Page 65 of Mail Order Bride

“I'm guessing you didn't know a lot about Joel's work.” She rocks on her heels. “What I know of your husband, he was a very private man.”

She seems like she's choosing her words carefully, like she's either skirting around something or feeling me out. I can't tell which it is. Maybe it's both.

“Joel dug graves.”

She smiles. “Yes. But he also helped people. I had the good fortune of being one of them.”

“Forgive me if I'm being forward, or presumptuous... but were you a lady of the night?”

Margo laughs at my choice of words. Then she presses her lips into a tight smile. “Something like that.”

“I see.”

“Joel helped me turn my life around. He told me that if anything ever happened to him, he wanted me to be okay. But more than that, he wantedyouto be okay.”

I don't know what to say or what this has to do with me or even why I'm here. I'd like to pretend I care, but I don't have it in me. The good days are when I feel nothing, and today seems to be one of those.

Margo looks at me with warm eyes. “I’m sure you're wondering what this has to do with you... and I'm sure you have better things you could be doing, so I'll get on with it.”

She takes a deep breath and continues. “Like I said, your husband helped a lot of people.
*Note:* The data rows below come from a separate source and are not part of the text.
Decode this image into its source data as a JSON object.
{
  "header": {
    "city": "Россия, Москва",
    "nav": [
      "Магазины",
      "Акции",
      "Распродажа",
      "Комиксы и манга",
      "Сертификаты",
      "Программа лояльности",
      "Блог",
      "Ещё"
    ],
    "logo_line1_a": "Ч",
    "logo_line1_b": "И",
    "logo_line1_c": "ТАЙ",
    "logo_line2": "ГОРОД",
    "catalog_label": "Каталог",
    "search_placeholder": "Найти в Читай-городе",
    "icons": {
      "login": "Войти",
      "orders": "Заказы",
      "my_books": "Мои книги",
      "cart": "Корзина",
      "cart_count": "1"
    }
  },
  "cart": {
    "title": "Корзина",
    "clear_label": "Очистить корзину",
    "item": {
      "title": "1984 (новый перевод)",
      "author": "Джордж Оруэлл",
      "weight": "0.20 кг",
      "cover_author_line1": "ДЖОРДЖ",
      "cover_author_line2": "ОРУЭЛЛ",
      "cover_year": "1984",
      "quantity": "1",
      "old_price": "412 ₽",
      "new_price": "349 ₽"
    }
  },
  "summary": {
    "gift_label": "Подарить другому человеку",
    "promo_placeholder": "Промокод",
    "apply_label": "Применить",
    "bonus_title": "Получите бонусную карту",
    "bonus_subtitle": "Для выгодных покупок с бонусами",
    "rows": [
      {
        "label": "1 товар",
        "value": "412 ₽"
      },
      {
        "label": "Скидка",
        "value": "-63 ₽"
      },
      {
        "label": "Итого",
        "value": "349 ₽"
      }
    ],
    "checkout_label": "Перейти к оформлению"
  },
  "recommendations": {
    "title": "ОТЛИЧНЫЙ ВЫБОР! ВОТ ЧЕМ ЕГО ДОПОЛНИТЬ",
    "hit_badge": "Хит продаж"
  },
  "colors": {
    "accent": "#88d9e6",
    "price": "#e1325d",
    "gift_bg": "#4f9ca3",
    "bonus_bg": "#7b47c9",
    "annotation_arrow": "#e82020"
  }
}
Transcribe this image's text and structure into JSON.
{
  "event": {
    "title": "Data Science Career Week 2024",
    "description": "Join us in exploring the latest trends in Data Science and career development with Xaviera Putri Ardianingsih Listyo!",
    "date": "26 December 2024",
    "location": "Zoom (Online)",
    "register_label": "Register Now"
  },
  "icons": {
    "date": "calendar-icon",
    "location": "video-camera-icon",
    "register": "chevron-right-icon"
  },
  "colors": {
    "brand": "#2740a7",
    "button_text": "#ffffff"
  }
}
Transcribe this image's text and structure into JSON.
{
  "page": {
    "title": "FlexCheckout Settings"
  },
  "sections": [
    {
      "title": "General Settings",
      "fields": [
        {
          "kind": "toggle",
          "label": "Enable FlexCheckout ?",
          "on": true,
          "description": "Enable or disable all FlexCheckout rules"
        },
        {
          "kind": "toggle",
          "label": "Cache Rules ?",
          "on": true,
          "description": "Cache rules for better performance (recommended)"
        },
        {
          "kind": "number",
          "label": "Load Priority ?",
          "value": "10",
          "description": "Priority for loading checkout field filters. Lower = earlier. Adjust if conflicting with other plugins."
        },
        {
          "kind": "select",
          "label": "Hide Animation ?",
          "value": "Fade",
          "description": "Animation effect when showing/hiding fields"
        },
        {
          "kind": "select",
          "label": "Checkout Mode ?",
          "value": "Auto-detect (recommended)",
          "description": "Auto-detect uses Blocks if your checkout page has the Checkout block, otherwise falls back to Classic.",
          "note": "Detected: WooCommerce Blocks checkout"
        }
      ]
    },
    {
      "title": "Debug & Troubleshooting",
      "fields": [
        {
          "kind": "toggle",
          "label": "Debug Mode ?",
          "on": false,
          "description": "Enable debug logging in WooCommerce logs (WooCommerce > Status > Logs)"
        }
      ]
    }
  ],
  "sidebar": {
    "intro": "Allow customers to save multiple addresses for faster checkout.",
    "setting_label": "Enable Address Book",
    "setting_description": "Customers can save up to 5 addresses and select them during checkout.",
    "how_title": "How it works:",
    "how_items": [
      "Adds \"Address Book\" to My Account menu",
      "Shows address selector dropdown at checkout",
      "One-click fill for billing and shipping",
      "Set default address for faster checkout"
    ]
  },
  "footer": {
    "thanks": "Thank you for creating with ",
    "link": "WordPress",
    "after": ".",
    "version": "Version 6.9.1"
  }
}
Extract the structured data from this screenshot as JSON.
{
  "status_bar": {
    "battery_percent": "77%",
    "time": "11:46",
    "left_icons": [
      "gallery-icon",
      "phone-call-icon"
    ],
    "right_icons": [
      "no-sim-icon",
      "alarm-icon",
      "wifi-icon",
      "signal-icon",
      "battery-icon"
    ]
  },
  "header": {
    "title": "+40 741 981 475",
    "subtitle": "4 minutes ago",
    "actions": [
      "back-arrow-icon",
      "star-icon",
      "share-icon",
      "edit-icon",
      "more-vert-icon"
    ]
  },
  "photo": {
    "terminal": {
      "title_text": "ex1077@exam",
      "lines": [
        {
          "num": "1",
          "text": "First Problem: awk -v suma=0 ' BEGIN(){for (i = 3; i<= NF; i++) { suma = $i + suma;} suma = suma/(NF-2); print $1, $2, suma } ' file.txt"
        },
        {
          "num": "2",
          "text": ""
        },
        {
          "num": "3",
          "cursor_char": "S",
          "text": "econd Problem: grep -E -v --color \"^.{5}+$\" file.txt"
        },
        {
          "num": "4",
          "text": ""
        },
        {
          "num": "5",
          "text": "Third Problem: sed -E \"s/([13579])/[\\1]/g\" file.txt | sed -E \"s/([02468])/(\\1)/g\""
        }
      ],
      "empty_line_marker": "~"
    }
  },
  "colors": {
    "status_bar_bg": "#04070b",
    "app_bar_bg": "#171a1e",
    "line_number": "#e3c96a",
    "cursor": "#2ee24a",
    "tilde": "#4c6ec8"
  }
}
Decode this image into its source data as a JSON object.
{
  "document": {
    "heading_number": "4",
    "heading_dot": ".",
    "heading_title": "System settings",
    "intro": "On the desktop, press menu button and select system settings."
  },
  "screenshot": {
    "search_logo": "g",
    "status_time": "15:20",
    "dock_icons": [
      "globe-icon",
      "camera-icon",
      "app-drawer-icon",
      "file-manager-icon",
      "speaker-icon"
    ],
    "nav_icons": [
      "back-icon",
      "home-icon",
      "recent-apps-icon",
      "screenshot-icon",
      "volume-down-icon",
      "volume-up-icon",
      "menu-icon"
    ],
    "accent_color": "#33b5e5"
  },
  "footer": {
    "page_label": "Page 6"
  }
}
He kept a lot of scum off the streets, if you know what I mean.”

“I’m afraid I don't know what you mean.”

“Joel collected bounties,” she tells me, fidgeting with her dress. “That's how we met.”

“I see,” I say, but I don't see. Why wouldn’t Joel have told me this?

“He didn't want you to worry,” she says. “That was his biggest concern. He wrote to me about that a few times. He said if anything should happen to him, he never wanted you to have to worry.”

My brow furrows. “Was my husband involved in something shady because—”

“Like I said, he didn't want you to worry. Probably, the less you know, the better.” She leans in close and lowers her voice, “But sometimes he did things he wasn’t proud of. Really bad things…”

“I know he sold drugs,” I say. I don’t know why it comes out, only that I’m already feeling terribly stupid, terribly out of touch, and I don’t like not having the upper hand.

She narrows her eyes. “He tell you that?”

“I guessed.” This is a half-truth. After finding Joel at the Apricot Inn, after he swore he wasn’t stepping out on me, I asked if he had other methods of making a living. He admitted that sometimes when money was a little tight, he found other means. So, he didn’t confess to dealing drugs outright, but he hadn’t denied it, either. I just assumed, and we left it at that. Sometimes you look back on a conversation and see it very differently. Now is one of those times.

“Well, I don’t know about that,” she says. “I only know about the bounties.”

“Why did you ask me to meet with you?” I say, “Surely, you could have just written this all in the letter.”

“I’m sure in time you'll work it out in your head.”

She shifts from one foot to the other. “But also, Joel asked me to. He paid me. He loved you a lot, you know.”

“I loved him.”

“Maybe not the same way, though, huh?”

“Again, I don't know what you're getting at.”

“Sure you do. It’s all over the papers. What kind of man your husband was.”

I open my mouth to speak, but nothing comes out.

Finally, she waves a hand in the air. “Never mind. Stick to the plan. That’s what Joel would have said if he were here. But he isn’t, is he?”